У Верити сердце ушло в пятки. Она затаив дыхание ждала, что будет дальше.

– Никто из нас не вправе спрашивать о том, что произошло в Ганнислоу. Некоторые там были. Хилди была там со своим Натом. – Хилди Спраггинс опустила голову, лицо ее стало пунцовым. – Анни тоже, – продолжала бабушка. – Я уже как следует поговорила с ними о том, что они сделали. Это был позор. Просто позор!– Ее глаза сузились, и она переводила их с одной женщины на другую, каждую из них осуждая взглядом.

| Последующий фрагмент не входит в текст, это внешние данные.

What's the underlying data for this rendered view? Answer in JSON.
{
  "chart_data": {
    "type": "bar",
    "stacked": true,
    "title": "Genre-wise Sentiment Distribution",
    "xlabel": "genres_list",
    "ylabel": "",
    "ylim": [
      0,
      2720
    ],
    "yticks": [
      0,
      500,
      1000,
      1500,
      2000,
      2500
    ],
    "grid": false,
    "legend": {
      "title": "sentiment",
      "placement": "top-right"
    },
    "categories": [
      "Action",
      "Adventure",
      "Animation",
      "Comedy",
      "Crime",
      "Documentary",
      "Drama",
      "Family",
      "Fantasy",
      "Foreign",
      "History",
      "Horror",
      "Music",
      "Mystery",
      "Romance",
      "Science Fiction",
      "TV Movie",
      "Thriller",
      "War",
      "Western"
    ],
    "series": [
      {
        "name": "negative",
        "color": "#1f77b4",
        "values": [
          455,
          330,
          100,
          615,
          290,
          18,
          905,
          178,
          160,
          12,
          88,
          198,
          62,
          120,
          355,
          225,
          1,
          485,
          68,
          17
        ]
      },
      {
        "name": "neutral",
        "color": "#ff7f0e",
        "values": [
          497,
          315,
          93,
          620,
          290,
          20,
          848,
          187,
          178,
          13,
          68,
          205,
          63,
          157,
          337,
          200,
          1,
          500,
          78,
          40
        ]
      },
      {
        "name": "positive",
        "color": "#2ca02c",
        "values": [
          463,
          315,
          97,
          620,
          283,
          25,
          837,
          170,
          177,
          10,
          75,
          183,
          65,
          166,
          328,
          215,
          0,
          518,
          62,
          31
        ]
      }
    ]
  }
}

В комнате повисла неловкая тишина. Потом старуха снова обратила свое внимание на Верити.

– Говорю тебе прямо в глаза, Верити Озборн, что ты чудесная женщина, – сказала она. – Ты могла бы спокойно жить в большом доме и не думать о нас, жителях деревни. Такая женщина, как ты, дочь человека знатного происхождения, образованная, с хорошими манерами, могла бы не обращать на нас внимания, никогда не появляться в наших бедных грязных домах. Так делают некоторые. Ты не обязана была приходить сюда со своими снадобьями и советами, но ты это сделала, и мы все тебе за это благодарны.

По комнате пробежал одобрительный шепот.

– Ничего не поделаешь, что сделано, то сделано, и теперь изменить уже ничего нельзя. Мне просто хочется быть спокойной за тебя. Я бы не хотела услышать, что тебя обижают. Так что говори прямо, я больше спрашивать не буду. С тобой все в порядке в том доме? Как с тобой там обращаются?

Глава 5

Голова раскалывалась от пульсирующей боли. Джеймс нажал ладонями на глаза, пытаясь от нее избавиться. Биение только усилилось, непрерывные залпы гаубиц выстреливали в глубине головы и с грохотом разрывались в задней части глазных яблок.

Джеймс застонал. О Боже, опять! Его охватил ужас. Джеймс глубоко вдыхал прохладный воздух, чтобы побороть тошноту, которая всегда накатывала на него вместе с приступами головной боли. Убедившись, что тошнота отступила, он открыл глаза. Он был в пустоши. Сидел согнувшись на самой вершине Хай-Тор. Так близко к Богу, как только мог. Судя по солнцу, было уже далеко за полдень. Как давно он вышел из дома? Как попал сюда? Кастор неподалеку лениво щипал траву, значит, Джеймс добрался сюда верхом. Но он не помнил, как ехал. Он ничего не помнил.

«Думай же!»

Сквозь пульсирующую головную боль Джеймс пытался вспомнить, что произошло. Он помнил утро. Боже милостивый, это было несколько часов назад. Он поехал в Уил-Деворан. Менялись смены. Грязные, усталые рабочие ночной смены громко шутили с утренней. Когда Джеймс подошел к огороженному двору, он увидел, как Эзра Нун в шутку сдвинул шапку Джеренса Полка. Когда с шапки Полка упала свеча и попала в его судок с обедом, со стороны собравшихся мужчин послышались взрывы смеха. Салфетка, в которую был завернут пирог, вспыхнула, и мужчина сердито закричал. Из судка вырвалось пламя.

Вот и все. Больше Джеймс ничего не помнил. Уже больше шести лет он знал, какое действие на него оказывает внезапно вспыхнувший огонь или взрыв. И больше шести лет он ничего не мог с этим сделать. Он быстро понял, что не должен появляться на руднике в те дни, когда там проводятся взрывные работы, но маленькие пожары, такие, как сегодняшний, предвидеть невозможно.

Выпало из жизни еще несколько часов, из которых Джеймс не мог вспомнить ни минуты. Его захлестнуло знакомое ощущение путаницы, как будто он раздвоился и один человек не знает, что делает другой. Постоянно повторялось одно и то же, и со временем легче не становилось.